Лабиринт закончился резко. Просто за очередным поворотом открылся грот, в котором было удивительно тепло и разносился звук капающей воды. Миха тут же рухнул на камни, совсем заевший себя переживаниями. Впрочем, устали все. Кое-где проход был таким низким, что пробираться приходилось едва ли не на коленях.
Присев на гладкий, блестящий с свете свечи пол, глубоко вздохнула.
— Другого пути сюда нет? — Тазур, устроившись рядом, с любопытством рассматривал высокий, теряющийся в темноте, потолок.
— С другой стороны горы был. Но там обрыв теперь. Выйти подышать можно — спуститься никак, — лард кивнул моим словам, внезапно положив крупную ладонь мне на колено и заглядывая в глаза.
— Устала?
— Все нормально, — вскакивая, пробормотала в ответ. Мне совсем не понравилось то тепло, что расходилось по телу от его единственного прикосновения сквозь слои юбок. — Нужно идти. Мы почти на месте.
Тазур только чуть склонил голову набок, разглядывая меня в слабом свете фонаря. Словно прочтя то, что искал, лард поднялся, покачав головой.
Взяв фонарь, я первая двинулась по скользким камням, обходя грот по кругу. Вход в верхние пещеры нашелся почти сразу. Больше не нужно было плутать лабиринтами. Для того, чтобы добраться до девушек нужно было пройти всего метров двести, но скользкий пол делал дорогу чуть более сложной.
Через десять минут ушей достигли приглушенные женские голоса. Еще через десяток шагов мы вышли в настоящий зал, с природными колонами и небольшой, пылающей треногой в центре.

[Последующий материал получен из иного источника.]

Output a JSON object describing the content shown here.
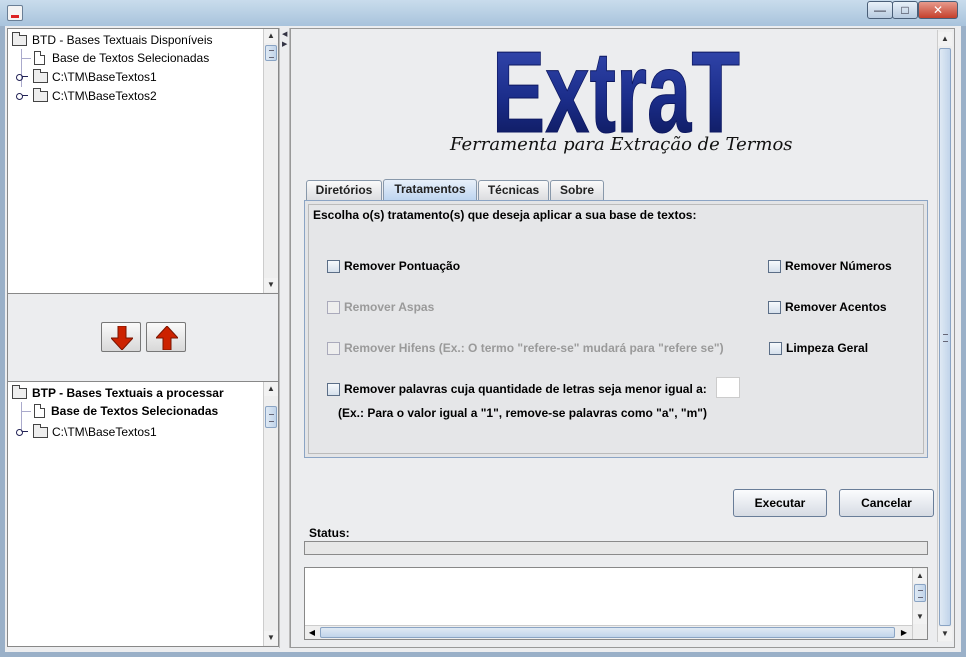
{
  "window": {
    "minimize_glyph": "—",
    "maximize_glyph": "□",
    "close_glyph": "✕"
  },
  "tree_top": {
    "root_label": "BTD - Bases Textuais Disponíveis",
    "items": [
      {
        "label": "Base de Textos Selecionadas",
        "icon": "document-icon"
      },
      {
        "label": "C:\\TM\\BaseTextos1",
        "icon": "folder-icon"
      },
      {
        "label": "C:\\TM\\BaseTextos2",
        "icon": "folder-icon"
      }
    ]
  },
  "tree_bottom": {
    "root_label": "BTP - Bases Textuais a processar",
    "items": [
      {
        "label": "Base de Textos Selecionadas",
        "icon": "document-icon"
      },
      {
        "label": "C:\\TM\\BaseTextos1",
        "icon": "folder-icon"
      }
    ]
  },
  "transfer": {
    "down_icon": "arrow-down-icon",
    "up_icon": "arrow-up-icon",
    "down_color": "#cc2200",
    "up_color": "#cc2200"
  },
  "header": {
    "logo_text": "ExtraT",
    "logo_color": "#1b2d8a",
    "subtitle": "Ferramenta para Extração de Termos"
  },
  "tabs": [
    {
      "label": "Diretórios",
      "active": false
    },
    {
      "label": "Tratamentos",
      "active": true
    },
    {
      "label": "Técnicas",
      "active": false
    },
    {
      "label": "Sobre",
      "active": false
    }
  ],
  "tratamentos": {
    "prompt": "Escolha o(s) tratamento(s) que deseja aplicar a sua base de textos:",
    "options": {
      "remover_pontuacao": {
        "label": "Remover Pontuação",
        "checked": false,
        "enabled": true
      },
      "remover_numeros": {
        "label": "Remover Números",
        "checked": false,
        "enabled": true
      },
      "remover_aspas": {
        "label": "Remover Aspas",
        "checked": false,
        "enabled": false
      },
      "remover_acentos": {
        "label": "Remover Acentos",
        "checked": false,
        "enabled": true
      },
      "remover_hifens": {
        "label": "Remover Hifens  (Ex.: O termo \"refere-se\" mudará para \"refere se\")",
        "checked": false,
        "enabled": false
      },
      "limpeza_geral": {
        "label": "Limpeza Geral",
        "checked": false,
        "enabled": true
      },
      "remover_palavras": {
        "label": "Remover palavras cuja quantidade de letras seja menor igual a:",
        "checked": false,
        "enabled": true
      }
    },
    "min_letters_value": "",
    "example_note": "(Ex.: Para o valor igual a \"1\", remove-se palavras como \"a\", \"m\")"
  },
  "actions": {
    "execute_label": "Executar",
    "cancel_label": "Cancelar"
  },
  "status": {
    "label": "Status:",
    "progress": 0,
    "log_text": ""
  }
}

От горящих углей исходил слабый красно-золотой свет, добавляя и без того мистическому мусту еще больше таинственности.
— Хина! — на встречу выскочила одна из девушек, крепко обняв кухарку и почти разрыдавшись у той на плече.
— Не реви, Маришка, — строго приказала кухарка племяннице, своей единственной родне, — все хорошо будет. Где Люра, эта бестолковая голова?
— Там, идем. Корин пытается ее водой отпаивать, но у нас трав почти нет. — ухватив тетку за руку, Маришка, вытирая рукавом глаза, потянула ее через сумрак туда, где у девушек было место для сна.
Миха, перехватив у Тазура котомку с лекарствами, и фонарь, последовал за ними. А на меня уставились темные, сияющие угольками, глаза.
— Корин? Сюда ты собиралась, Анна, в тот день? Не в деревню. Так ведь?
Поежившись, я смущенно опустила голову, словно и правда что-то была должна Тазуру. Опомнившись, вскинула голову, с вызовом ответив.
— Вы ворвались в нашу жизнь, совсем все изменив и не спросив, согласны мы, или нет. У меня тоже есть свои обязанности и дела.